Cookie & Analytics Policy

Essential cookies are strictly necessary for the platform to function. They cannot be disabled without breaking core features such as authentication and security. We do not use these cookies for advertising or profiling purposes.

Authentication session cookie

When you sign in, Cavitech AI creates a session cookie managed by Lucia v3. This cookie identifies your authenticated session so you can navigate the platform without re-entering your credentials on every page. The session uses a 14-day sliding expiration—each time you actively use the platform, the expiration window resets, so you stay signed in as long as you return within 14 days. If you do not visit the platform for 14 consecutive days, the session expires and you will need to sign in again.

CSRF protection cookie

A Cross-Site Request Forgery (CSRF) token cookie is set alongside your session to verify that form submissions and API requests originate from our platform and not from a malicious third-party site. This is a standard security measure that protects your account from unauthorised actions.

Region preference cookie

We store a lightweight cookie to remember your selected region or locale preference (for example, South Africa or United Kingdom).
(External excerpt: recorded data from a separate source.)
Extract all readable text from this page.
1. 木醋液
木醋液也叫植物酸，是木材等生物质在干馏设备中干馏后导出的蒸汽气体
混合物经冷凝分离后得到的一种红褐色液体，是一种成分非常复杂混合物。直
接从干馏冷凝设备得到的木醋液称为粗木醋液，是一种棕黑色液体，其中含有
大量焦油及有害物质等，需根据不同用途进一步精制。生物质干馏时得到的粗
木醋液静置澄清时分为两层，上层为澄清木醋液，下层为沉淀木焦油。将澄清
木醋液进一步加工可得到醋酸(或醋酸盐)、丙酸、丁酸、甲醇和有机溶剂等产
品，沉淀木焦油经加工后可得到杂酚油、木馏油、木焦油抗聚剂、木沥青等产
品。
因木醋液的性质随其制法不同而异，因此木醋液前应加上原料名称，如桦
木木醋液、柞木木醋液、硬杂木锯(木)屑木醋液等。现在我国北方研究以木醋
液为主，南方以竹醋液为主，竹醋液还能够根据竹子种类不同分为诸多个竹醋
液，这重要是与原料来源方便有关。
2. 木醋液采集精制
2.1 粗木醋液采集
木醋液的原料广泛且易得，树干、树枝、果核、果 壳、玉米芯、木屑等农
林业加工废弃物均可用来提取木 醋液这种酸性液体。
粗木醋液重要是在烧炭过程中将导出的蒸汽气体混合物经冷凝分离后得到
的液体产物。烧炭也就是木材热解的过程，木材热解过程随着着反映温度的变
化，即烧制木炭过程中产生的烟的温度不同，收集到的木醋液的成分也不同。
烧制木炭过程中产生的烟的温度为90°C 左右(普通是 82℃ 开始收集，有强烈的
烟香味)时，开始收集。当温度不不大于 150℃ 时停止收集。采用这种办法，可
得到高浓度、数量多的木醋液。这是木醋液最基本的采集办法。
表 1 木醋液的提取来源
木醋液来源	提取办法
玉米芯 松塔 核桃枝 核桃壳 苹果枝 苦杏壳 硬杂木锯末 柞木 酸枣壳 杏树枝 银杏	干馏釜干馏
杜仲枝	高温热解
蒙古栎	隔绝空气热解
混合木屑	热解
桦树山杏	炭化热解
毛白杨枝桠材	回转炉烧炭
This ensures that currency formatting, regulatory references, and language settings persist across your visits without requiring you to re-select them each time.

Our public demo at /demo allows prospective users to explore Cavitech AI without creating an account. Because there is no authenticated session in demo mode, we use browser fingerprinting to manage demo sessions and enforce fair-use rate limits.

How fingerprinting works

We collect a set of browser and device attributes—such as screen resolution, installed fonts, timezone, and browser version—and generate a one-way cryptographic hash. This hash acts as a pseudonymous session identifier. We do not store or reverse-engineer the raw attributes; only the resulting hash value is retained.

Purpose and scope

The fingerprint hash is used solely for two purposes: (1) maintaining continuity within a demo session so that your uploaded X-rays and analysis results persist while you explore, and (2) enforcing rate limits to prevent abuse of the free demo service. It is never linked to personally identifiable information (PII), advertising profiles, or cross-site tracking.

Retention

Fingerprint hashes and associated demo session data are automatically deleted after 30 days of inactivity. If you revisit the demo after that period, a new session will be created.

We collect anonymised, aggregated analytics to understand how Cavitech AI is used, identify performance issues, and prioritise improvements. Analytics data is never used to identify individual users or to track clinical interactions with patient data.

What we collect

• Pages visited and navigation paths within the platform
• Session duration and frequency of visits
• Device type, browser name and version, and operating system
• General geographic location (country or region level, derived from IP address—we do not store your full IP address)

What we do not collect

• Any data from patient X-ray analysis sessions, chat interactions, or clinical reports
• Personally identifiable information such as names, email addresses, or account details via analytics
• Keystroke patterns, form field inputs, or mouse movement recordings

How analytics data is processed

All analytics data is aggregated and anonymised before it is used for reporting. Individual data points cannot be traced back to a specific user. We use this information to measure feature adoption, detect errors or slow-loading pages, and plan product improvements. Analytics data is not sold or shared with third parties for advertising purposes.

You have control over the cookies stored on your device. The approach differs depending on whether a cookie is essential or non-essential.

Browser settings

Most modern browsers allow you to view, manage, and delete cookies through their privacy or settings menus. You can configure your browser to block all cookies, block only third-party cookies, or prompt you before accepting each cookie. Refer to your browser’s help documentation for specific instructions.

Impact of blocking essential cookies

If you block or delete essential cookies (the session, CSRF, and region preference cookies described in Section 01), core platform functionality will be affected. Specifically, you will not be able to sign in or maintain an authenticated session, and you may need to re-select your region preference on every visit.

Cookie consent for EU/UK visitors

If you access Cavitech AI from the European Union or the United Kingdom, you will be presented with a cookie consent banner before any non-essential cookies or analytics tracking are activated. Essential cookies (authentication, CSRF, and region preference) are set without consent as they are strictly necessary for the service to operate, in line with applicable regulations. You can update your consent preferences at any time through the cookie settings link in the platform footer.